I work at a website development company and one of our clients websites was hacked/defaced. The web host blamed out of date software on our client's website for the breach and the deface. Our client was on a shared hosting package with the hosting company.
When I was told to be the one to clean up the mess on the website and after getting rid of recently modified files (most of the site hasn't been touched for several months) and other malicious files, I stumbled upon a directly conveniently named "sym". This directory contained a symbolic link to the Root directory on the site which stunned me a little that it could be created in the first place.
I checked some folders and files inside and I had full read/write access to any file on the system. The very first thing I did was make my own employer aware of the situation before then informing the web hosting company that there is a major security risk to the server. I sent the message to them two weeks ago and I have not heard a single thing since.
Since then however, the hosting company has been much harder to deal with not responding to the many messages we have sent to them regarding other issues with this particular client's hosting. The site has been defaced again but this time no matter how many times they say they reset the password to the FTP and cPanel, we still can't login. Without being able to login, we can not make our own backup of the site (database dump and files download) which means we can not move the site to another hosting company
We tried to do a second idea of actually just pointing the domain name to a temporary host with a splash page rather than the defaced page. Unfortunately with this, there were issues with who actually controlled the domain name. The Whois lookup said it was Netregistry however when contacting them, they said it was the web hosting company. Trying to login to the hosting company's domain manager, it said they were not managing that domain name.

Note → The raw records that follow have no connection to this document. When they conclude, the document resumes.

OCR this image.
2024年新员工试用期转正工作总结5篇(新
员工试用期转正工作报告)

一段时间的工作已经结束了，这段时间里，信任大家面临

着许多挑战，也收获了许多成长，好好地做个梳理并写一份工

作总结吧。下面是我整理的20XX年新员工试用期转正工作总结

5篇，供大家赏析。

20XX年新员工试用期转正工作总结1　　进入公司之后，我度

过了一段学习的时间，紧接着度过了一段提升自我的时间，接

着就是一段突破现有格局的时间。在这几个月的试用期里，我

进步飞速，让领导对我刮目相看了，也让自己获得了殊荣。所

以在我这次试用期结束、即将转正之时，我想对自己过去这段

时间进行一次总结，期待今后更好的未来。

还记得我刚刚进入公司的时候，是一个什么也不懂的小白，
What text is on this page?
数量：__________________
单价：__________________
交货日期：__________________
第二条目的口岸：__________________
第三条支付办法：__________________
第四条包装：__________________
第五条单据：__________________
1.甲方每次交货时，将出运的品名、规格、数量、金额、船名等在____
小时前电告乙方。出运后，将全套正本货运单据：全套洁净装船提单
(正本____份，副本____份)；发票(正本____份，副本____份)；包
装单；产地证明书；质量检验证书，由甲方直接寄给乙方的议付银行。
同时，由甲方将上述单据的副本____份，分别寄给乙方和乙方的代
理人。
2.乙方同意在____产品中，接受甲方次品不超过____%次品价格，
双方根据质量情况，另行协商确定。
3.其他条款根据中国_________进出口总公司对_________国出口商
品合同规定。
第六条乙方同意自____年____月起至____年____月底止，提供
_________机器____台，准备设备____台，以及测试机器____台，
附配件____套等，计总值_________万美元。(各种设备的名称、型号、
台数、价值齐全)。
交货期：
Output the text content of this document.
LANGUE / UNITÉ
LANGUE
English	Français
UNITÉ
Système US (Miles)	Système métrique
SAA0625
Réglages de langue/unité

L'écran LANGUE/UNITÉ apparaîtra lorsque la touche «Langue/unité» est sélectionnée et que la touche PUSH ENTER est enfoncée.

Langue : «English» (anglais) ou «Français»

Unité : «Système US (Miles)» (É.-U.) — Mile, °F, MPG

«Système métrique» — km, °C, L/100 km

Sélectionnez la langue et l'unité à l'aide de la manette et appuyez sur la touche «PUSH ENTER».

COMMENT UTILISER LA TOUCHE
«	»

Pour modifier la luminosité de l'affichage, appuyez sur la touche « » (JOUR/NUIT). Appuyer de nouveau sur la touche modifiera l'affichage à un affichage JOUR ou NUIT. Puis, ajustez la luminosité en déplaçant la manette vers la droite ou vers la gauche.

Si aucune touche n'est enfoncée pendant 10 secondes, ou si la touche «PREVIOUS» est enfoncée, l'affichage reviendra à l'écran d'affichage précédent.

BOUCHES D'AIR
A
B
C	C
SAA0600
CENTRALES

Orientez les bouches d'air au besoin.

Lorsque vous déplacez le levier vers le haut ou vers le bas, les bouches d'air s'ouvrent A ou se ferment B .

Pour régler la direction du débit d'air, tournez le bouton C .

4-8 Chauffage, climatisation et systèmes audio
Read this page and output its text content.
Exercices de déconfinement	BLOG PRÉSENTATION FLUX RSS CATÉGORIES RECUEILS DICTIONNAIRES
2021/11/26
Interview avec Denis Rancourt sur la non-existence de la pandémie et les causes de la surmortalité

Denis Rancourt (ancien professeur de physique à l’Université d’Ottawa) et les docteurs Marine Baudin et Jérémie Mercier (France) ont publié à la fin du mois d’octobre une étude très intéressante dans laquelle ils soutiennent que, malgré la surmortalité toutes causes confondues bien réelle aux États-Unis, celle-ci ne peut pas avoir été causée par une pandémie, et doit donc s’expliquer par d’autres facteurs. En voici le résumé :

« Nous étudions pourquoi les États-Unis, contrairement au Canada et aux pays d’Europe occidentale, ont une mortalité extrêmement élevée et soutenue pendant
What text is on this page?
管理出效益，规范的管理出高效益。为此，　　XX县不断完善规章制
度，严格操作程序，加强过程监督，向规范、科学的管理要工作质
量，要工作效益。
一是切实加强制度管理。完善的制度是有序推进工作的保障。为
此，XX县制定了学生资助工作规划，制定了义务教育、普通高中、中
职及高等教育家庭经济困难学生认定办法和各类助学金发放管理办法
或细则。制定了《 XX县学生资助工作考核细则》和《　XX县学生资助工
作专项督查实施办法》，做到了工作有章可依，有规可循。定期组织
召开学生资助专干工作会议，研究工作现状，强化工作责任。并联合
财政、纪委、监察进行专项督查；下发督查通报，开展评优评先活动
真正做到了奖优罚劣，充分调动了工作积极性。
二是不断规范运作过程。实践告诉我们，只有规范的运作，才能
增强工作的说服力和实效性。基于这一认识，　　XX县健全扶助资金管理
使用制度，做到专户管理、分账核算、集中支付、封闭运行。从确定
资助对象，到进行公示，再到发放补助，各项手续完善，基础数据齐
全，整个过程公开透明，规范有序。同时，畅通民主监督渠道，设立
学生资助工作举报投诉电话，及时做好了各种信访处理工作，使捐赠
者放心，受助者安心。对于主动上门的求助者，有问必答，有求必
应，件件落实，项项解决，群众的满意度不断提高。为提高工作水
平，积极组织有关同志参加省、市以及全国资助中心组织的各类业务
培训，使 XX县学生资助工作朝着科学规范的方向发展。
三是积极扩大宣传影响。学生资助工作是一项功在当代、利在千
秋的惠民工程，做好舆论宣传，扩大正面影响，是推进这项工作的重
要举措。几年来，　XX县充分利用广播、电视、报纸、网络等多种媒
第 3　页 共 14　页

We are actually kind of stuck with what to do now. We know we definitely want to transfer them to a new hosting company but like I said above, we can't even make a back up of the site to do a clean move. We did quote them a few months back about redoing their website (the bulk of the website was made several years ago) but they have so far resisted the rebuild.
What would any of the Slashdot crowd do if they were in the same situation?
Still fight with the hosting company to get the data?
Push the client to get a new website built with new data?
But then who would be responsible for the domain name if neither party says they are?